# derivative problem and MVT - need explanation

• Jan 1st 2013, 09:22 AM
ubhutto
derivative problem and MVT - need explanation
hey everyone i had 2 questions

firstly
If y = sqrt(x^2 + 1) , then the derivative of y^2 with respect to x^2 is

i'm not sure where to start and its a mc question so i tried to first take the derivative of x^2 and with respect to dy/dx but i don't think that is right

secondly
the mean value theorem states that f(x) has to be continuous at [a,b], a and b being the end points, and f(x) has to be differentiable at (a,b), again a and b being the end points. if this is true, are the end points included in the mean value theorem

thanks alot
• Jan 1st 2013, 09:52 AM
Soroban
Re: derivative problem and MVT - need explanation
Hello, ubhutto!

Quote:

$\text{Given: }\:y \:= \sqrt{x^2 + 1}$
$\text{Find the derivative of }y^2\text{ with respect to }x^2.$

Square both sides: . $y^2 \:=\:x^2+1$

Let $u = y^2,\;v = x^2$

Then we have: . $u \:=\:v+1$

Hence: . $\frac{du}{dv} \:=\:1$

Back-substitute: . $\frac{d(y^2)}{d(x^2)} \:=\:1$
• Jan 1st 2013, 01:27 PM
LordoftheFlies
Re: derivative problem and MVT - need explanation
With regards to your second question: yes they are included.
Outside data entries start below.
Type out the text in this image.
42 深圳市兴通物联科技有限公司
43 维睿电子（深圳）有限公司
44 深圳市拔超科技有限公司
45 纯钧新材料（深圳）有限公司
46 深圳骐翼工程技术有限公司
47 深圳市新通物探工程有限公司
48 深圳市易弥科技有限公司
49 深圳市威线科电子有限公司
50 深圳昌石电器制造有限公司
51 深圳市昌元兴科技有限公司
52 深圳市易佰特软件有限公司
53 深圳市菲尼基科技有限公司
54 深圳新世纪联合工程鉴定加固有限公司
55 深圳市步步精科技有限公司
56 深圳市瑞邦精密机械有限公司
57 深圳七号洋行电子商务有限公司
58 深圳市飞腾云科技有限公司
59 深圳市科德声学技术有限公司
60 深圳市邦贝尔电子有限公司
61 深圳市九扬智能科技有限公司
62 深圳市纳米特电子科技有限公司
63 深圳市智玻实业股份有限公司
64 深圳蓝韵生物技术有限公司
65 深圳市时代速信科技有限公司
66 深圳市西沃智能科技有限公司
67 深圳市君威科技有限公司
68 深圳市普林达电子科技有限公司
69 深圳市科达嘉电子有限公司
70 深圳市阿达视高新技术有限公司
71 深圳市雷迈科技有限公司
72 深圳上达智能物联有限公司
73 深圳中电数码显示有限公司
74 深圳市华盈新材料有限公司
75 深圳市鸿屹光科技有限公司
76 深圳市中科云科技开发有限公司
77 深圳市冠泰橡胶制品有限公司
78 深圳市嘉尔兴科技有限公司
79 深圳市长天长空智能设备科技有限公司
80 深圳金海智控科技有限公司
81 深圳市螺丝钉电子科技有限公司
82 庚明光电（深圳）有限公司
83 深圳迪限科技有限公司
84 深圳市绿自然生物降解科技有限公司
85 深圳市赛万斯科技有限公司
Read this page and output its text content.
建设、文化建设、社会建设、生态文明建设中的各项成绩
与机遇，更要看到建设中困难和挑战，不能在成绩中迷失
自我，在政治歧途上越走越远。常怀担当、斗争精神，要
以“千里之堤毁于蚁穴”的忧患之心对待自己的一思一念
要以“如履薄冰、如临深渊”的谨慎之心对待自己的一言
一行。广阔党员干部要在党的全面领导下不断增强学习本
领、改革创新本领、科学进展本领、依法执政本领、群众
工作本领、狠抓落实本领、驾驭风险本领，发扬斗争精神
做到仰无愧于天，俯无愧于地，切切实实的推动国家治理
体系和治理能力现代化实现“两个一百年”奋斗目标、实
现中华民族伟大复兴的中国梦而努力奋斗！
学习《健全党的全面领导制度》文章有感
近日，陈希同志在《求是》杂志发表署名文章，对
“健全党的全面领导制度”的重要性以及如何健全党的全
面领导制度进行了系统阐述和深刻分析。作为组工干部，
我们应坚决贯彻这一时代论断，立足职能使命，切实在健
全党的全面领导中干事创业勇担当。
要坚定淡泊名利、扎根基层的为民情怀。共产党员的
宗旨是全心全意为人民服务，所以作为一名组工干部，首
The conditions ask for $f$ to be continuous on $[a,b]$. This is does not mean $f$ is continuous at $a$ and $b,$ (it does mean $f$ should be defined at those points) so we must allow $f$ to be non-differentiable at $a$ and $b,$ hence the open interval. For instance, the function:

$f(x) = \left\{ \begin{array}{l l} x^2 & \quad -1\leq x\leq 1\\0 & \quad \text{otherwise}\end{array} \right.$

is continuous on $[-1,1]$ but discontinuous ( $\to$ not differentiable) at -1 and 1. The conditions mean that we may apply the theorem on $[-1,1]$ or any closed interval contained in $[-1,1]$.